10-08-2025 12:20 - Au Sahel, la fin de l’influence algérienne profite au Maroc

Jeune Afrique -
Les offres de médiation d’Alger auprès du Mali et du Niger se heurtent au refus des autorités militaires en place. Entre rivalités régionales, changement de perception stratégique et montée en puissance du Maroc, la diplomatie algérienne peine à retrouver sa place au Sahel. L’analyse de François Soudan, au micro de RFI.
Fin juillet, le président algérien Abdelmadjid Tebboune proposait de jouer les médiateurs entre Bamako et les rebelles touaregs du Nord-Mali. Mais l’initiative n’a guère de chances d’aboutir. « Il s’agit davantage d’une posture que d’une offre sérieuse », estime François Soudan, directeur de la rédaction de Jeune Afrique, dans La Semaine de JA, sur RFI.
« Le président Tebboune sait parfaitement que Bamako refuse toute médiation étrangère dans ses affaires intérieures, et plus encore celle d’Alger, accusée d’héberger plusieurs leaders de la rébellion, ainsi que l’imam Dicko », rappelle-t-il.
Une méfiance qui trouve son origine dans « une divergence fondamentale : l’Algérie cherche à ménager les Touaregs maliens pour éviter un débordement du conflit sur son propre territoire, riche en installations pétrolières et gazières stratégiques ».
L’accord d’Alger enterré
La perte d’influence de l’Algérie au Sahel s’illustre par deux revers majeurs : le retrait du Mali de l’accord d’Alger, en janvier 2024, et le refus par Niamey, en octobre 2023, d’une transition civile proposée par Alger. Sur le premier point, l’adoption de la Charte pour la paix, dont la rédaction a été pilotée par Ousmane Issoufi Maïga, a constitué la touche finale à la remise en cause de l’accord signé, en 2015, à Alger, entre les belligérants. « Depuis l’arrivée au pouvoir des militaires à Bamako et Niamey, la position traditionnelle de médiatrice qu’occupait l’Algérie n’est plus acceptée », constate François Soudan.

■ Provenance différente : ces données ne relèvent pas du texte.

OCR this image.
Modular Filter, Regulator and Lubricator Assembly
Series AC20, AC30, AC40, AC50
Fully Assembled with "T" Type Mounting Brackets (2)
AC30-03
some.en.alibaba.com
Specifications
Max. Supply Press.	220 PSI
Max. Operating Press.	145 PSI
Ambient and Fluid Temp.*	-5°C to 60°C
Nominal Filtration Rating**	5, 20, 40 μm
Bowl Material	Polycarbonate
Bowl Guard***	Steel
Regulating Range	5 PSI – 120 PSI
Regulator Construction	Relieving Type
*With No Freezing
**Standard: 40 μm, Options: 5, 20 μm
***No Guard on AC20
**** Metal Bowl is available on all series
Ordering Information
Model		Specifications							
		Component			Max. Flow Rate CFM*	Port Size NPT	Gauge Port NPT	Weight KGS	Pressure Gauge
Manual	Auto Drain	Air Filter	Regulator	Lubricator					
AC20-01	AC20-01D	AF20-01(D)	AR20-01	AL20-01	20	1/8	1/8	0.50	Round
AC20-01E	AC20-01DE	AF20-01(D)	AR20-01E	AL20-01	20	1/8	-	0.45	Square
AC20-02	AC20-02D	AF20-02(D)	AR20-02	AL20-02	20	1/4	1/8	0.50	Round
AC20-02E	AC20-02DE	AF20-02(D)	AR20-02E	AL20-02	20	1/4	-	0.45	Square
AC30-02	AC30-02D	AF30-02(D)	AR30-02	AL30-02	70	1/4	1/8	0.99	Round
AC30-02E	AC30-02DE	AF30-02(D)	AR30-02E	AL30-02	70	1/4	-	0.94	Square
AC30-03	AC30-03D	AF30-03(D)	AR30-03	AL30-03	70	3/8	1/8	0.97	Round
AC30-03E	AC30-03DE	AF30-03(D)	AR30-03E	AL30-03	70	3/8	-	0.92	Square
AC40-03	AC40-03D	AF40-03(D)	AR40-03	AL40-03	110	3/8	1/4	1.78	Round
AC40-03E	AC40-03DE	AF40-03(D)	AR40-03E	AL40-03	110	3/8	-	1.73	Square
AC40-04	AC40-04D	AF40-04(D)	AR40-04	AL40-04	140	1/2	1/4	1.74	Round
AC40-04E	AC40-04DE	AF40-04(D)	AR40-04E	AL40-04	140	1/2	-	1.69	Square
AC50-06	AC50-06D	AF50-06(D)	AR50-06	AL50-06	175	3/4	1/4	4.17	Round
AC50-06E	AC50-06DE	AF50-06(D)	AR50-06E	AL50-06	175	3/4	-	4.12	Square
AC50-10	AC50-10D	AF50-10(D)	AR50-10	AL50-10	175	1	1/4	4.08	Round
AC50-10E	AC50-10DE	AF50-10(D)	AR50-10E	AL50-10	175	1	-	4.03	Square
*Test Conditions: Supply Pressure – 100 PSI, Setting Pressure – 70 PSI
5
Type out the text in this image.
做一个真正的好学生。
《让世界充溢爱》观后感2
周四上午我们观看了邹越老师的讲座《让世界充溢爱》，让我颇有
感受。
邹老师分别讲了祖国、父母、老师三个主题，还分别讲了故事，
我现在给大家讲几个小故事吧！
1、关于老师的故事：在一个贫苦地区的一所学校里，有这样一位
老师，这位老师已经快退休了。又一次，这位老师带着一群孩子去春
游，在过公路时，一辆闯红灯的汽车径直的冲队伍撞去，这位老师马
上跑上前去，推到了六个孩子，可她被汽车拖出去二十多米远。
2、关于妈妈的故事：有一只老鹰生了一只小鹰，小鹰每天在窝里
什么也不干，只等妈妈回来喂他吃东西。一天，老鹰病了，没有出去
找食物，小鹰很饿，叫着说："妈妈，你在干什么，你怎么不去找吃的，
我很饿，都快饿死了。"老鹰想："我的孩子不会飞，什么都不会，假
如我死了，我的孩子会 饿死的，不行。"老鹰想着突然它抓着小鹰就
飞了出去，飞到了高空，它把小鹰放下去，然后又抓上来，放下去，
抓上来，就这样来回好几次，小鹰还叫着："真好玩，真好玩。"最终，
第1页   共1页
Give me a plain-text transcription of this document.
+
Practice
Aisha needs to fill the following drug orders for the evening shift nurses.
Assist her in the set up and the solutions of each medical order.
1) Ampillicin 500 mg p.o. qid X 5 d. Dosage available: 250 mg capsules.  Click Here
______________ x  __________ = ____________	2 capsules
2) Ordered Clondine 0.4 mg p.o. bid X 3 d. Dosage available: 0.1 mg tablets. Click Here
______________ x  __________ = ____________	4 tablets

Si Alger dénonce des « influences étrangères hostiles » – du Maroc à Israël en passant par les Émirats arabes unis –, le directeur de la rédaction de Jeune Afrique rappelle que « les causes sont aussi internes : plus d’une décennie de repli sur soi, entre maladie du président Bouteflika et contestation populaire, a figé la vision algérienne du Sahel comme un glacis sécuritaire, et non comme une zone d’opportunité économique ».
Le Maroc avance ses pions
Face à ce repli, Rabat avance ses pions. « Le Maroc agit avec un projet global d’influence, structuré, qui combine économie, religion et sécurité », explique François Soudan. Cette « stratégie atlantique » vise à connecter les États sahéliens enclavés à l’océan, un pari ambitieux qui reste « largement au stade des annonces, mais qui a du sens sur le plan géopolitique ».
Deux des quatre otages marocains retenus depuis janvier 2025 par le groupe État islamique dont la libération a été annoncée le 3 août par les autorités maliennes.
En effet, « les trois pays de l’Alliance des États du Sahel constituent un marché prometteur pour Rabat, tout en lui offrant un rôle d’intermédiaire entre l’AES, l’Europe et la Cedeao », juge François Soudan.